Court told pilot hopes to have ‘grown up’ relations with Ryanair one day

Airline is suing three pilots for defamation

One of three pilots being sued by Ryanair has told the High Court he was "very vigorous" in checking facts before sending an email which, the airline alleges, falsely inferred it misled investors.

Capt Evert Van Zwol, who was chairman of the Ryanair Pilot Group (RPG) interim council which sent the email, said he accepted now that one matter in relation to a date in the email was incorrect.

The rest of it was correct, he said.

He also said he had no animus towards Ryanair and its management and hoped at that time [September 2013], and still does, he could eventually sit down with them and have normal “grown up” relations.

He was giving evidence on the ninth day of Ryanair's action against him, John Goss and Ted Murphy, three founders of the RPG, who deny the email of September 12th, 2013, was defamatory.

The court heard the email headed “Pilot” Pilot Update: what the markets are saying about Ryanair”, was originally conceived by Mr Van Zwol and two consultants from the Irish Air Line Pilots Association (Ialpa) working as part of the “RPG project”. Various drafts were produced before the final one was circulated to 2,289 pilots.

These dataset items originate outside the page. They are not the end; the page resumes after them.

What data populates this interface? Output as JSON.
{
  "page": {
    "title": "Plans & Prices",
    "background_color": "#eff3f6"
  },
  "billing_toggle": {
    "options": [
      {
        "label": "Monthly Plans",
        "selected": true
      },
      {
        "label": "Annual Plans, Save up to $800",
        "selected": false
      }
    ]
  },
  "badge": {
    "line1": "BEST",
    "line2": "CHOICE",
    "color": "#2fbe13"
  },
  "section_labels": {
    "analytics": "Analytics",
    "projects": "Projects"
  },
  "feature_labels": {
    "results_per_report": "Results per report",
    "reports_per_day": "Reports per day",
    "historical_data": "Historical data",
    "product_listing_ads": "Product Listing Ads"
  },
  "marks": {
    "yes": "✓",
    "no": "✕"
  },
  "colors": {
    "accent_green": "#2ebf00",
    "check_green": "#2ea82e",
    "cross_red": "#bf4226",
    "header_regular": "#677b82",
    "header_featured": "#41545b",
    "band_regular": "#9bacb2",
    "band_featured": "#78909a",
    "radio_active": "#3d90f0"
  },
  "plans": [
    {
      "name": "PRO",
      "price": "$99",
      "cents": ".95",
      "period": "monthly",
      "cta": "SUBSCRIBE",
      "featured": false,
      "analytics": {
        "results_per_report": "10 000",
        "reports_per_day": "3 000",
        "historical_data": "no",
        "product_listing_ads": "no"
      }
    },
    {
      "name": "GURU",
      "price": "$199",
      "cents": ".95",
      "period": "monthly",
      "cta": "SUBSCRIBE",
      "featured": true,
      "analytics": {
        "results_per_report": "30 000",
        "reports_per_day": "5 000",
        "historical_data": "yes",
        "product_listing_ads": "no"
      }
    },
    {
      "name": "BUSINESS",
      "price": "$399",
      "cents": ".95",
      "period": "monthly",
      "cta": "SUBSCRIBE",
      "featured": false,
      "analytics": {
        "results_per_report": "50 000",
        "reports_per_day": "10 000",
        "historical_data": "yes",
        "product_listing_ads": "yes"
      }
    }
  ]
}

Capt Van Zwol said one of the matters he had “zoomed in on” in the email was that Ryanair managers sold shares in June, 2013.

Before the email went out, he said he looked at stock exchange reports and was satisfied two executives (Ryanair chairman David Bonderman and non-executive director Michael Horgan) had sold shares in June, 2013.

He accepted the date in the email relating to when the two men sold their shares was incorrect. He had said in the email that the shares were sold in late June when it was actually mid-June.

Asked by his counsel Paul O’Higgins did he publish knowing, as alleged by Ryanir, the words used were false and published out of ill-will, he replied that he was convinced he was factually correct and did not do anything recklessly. While he made a mistake on one matter, it was not done deliberately as that would be “more or less legal suicide”.

The trial continues before a judge and jury.